Nonostante queste riserve, lo sviluppo delle ferrovie inglesi fu rapido e generale.

Nel 1850 ottantamila chilometri di binari attraversavano il paese in tutte le direzioni, fornendo ad ogni cittadino trasporti sempre più veloci a prezzo modesto.

Era quindi inevitabile che le ferrovie diventassero il simbolo del progresso.

Un progresso che avrebbe dovuto condurre a sradicare i mali della società e della criminalità, che sarebbero stati spazzati via esattamente come, di tanto in tanto, venivano spazzati via gli slum dove malvagi e criminali vivevano.

Per chi aveva queste consolanti prospettive, fu una sorpresa assoluta scoprire che la classe criminale aveva trovato il modo di sfruttare il progresso a proprio vantaggio, e addirittura di compiere un reato su un treno che di questo progresso era il simbolo.

Il fatto poi che i ladri fossero riusciti ad aprire le migliori casseforti dell’epoca portò la costernazione al massimo.

Il vero motivo di scandalo della grande rapina al treno fu la pulce messa nell’orecchio di chi sapeva pensare lucidamente che l’eliminazione della criminalità non era una conseguenza inevitabile del progresso, e che il comportamento criminale non era destinato a sparire con tanta facilità.

Siamo ancora convinti che la criminalità sia un prodotto della miseria, dell’ingiustizia e della scarsa istruzione. Noi pensiamo al criminale come ad un individuo limitato, perseguitato, forse anche un po psicopatico, che viola la legge spinto da qualche disperato bisogno, e il tossicomane è una sorta di archetipo contemporaneo di questa persona. Tanto è vero che non molto tempo fa, quando si seppe che la maggior parte degli atti di violenza compiuti per le strade di New York non era opera di drogati, la notizia fu accolta con scetticismo e sbigottimento, cioè con un’immagine speculare della perplessità dei nostri antenati vittoriani.

La criminalità è diventata un argomento legittimo d’indagine accademica a partire dal 1870, e negli anni successivi i criminologi hanno contestato tutti i vecchi stereotipi arrivando a una nuova teoria del delitto che però non è mai stata accettata dai profani.

Oggi gli esperti concordano sui seguenti punti:

1) Il delitto non è conseguenza della povertà. La maggior parte dei reati viene commessa per avidità, non per bisogno.

2) Non è vero che i criminali siano uomini di intelligenza limitata; probabilmente anzi è vero il contrario. Gli studi sulla popolazione carceraria dimostrano che nei test d’intelligenza i reclusi danno risultati equivalenti a quelli della popolazione in genere, benché essi costituiscano soltanto una frazione dei violatori della legge, quelli che si sono fatti acciuffare.
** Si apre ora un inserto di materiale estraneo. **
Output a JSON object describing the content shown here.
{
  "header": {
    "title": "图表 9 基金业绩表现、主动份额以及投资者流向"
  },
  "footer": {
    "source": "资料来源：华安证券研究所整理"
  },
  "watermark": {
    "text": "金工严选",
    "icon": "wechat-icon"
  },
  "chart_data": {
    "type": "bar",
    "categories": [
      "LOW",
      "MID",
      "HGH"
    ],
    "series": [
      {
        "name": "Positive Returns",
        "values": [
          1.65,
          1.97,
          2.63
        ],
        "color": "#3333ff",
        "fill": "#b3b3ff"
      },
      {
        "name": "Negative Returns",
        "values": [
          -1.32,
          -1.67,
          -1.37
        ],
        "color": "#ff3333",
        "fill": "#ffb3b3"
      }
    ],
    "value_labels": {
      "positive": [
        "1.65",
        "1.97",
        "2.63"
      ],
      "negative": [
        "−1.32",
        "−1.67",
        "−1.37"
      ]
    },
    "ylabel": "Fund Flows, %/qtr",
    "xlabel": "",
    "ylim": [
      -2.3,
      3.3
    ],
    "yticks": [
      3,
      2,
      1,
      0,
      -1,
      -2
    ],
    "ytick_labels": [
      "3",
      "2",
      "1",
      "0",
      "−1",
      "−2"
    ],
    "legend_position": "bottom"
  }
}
3) La stragrande maggioranza delle attività criminali rimane impunita. Gli specialisti sostengono che viene denunciato solo dal 3 al 5 per cento dei reati, e che dei reati denunciati ne viene risolto soltanto il 15-20 per cento. Questo vale anche per i reati più gravi, omicidio compreso. I patologi della polizia si mettono in genere a ridere quando sentono dire che “tutti i nodi vengono al pettine”.

I criminologi contestano anche un’altra convinzione tradizionale, quella che “il delitto non paga”. Dobbiamo toglierci dalla mente l’idea che il delitto non renda. La realtà è che rende, e rende più del lavoro onesto.

Sono solo i moralisti a credere che il delitto non paghi.

Il nostro atteggiamento morale nei confronti del delitto spiega una nostra singolare ambivalenza di fronte al comportamento criminale.

Da un lato lo si teme, lo si disprezza, lo si condanna a gran voce, ma al tempo stesso lo ammiriamo in segreto e siamo sempre ansiosi di conoscere i particolari di certe clamorose imprese criminali.

Questo atteggiamento era già chiaramente diffuso nel 1855, infatti la grande rapina al treno non fu soltanto definita scandalosa e spaventosa, ma anche audace, ardita e magistrale.

Un altro atteggiamento che abbiamo in comune con i vittoriani, è quello di credere nell’esistenza di una “classe criminale”, espressione con la quale intendiamo una sottocultura di criminali professionisti che si guadagnano da vivere violando le leggi della società che li circonda.

Oggi questa classe la chiamiamo mafia o malavita, e ci interessa conoscere il suo codice morale, il suo sistema capovolto di valori, il suo particolare linguaggio e i suoi modelli di comportamento.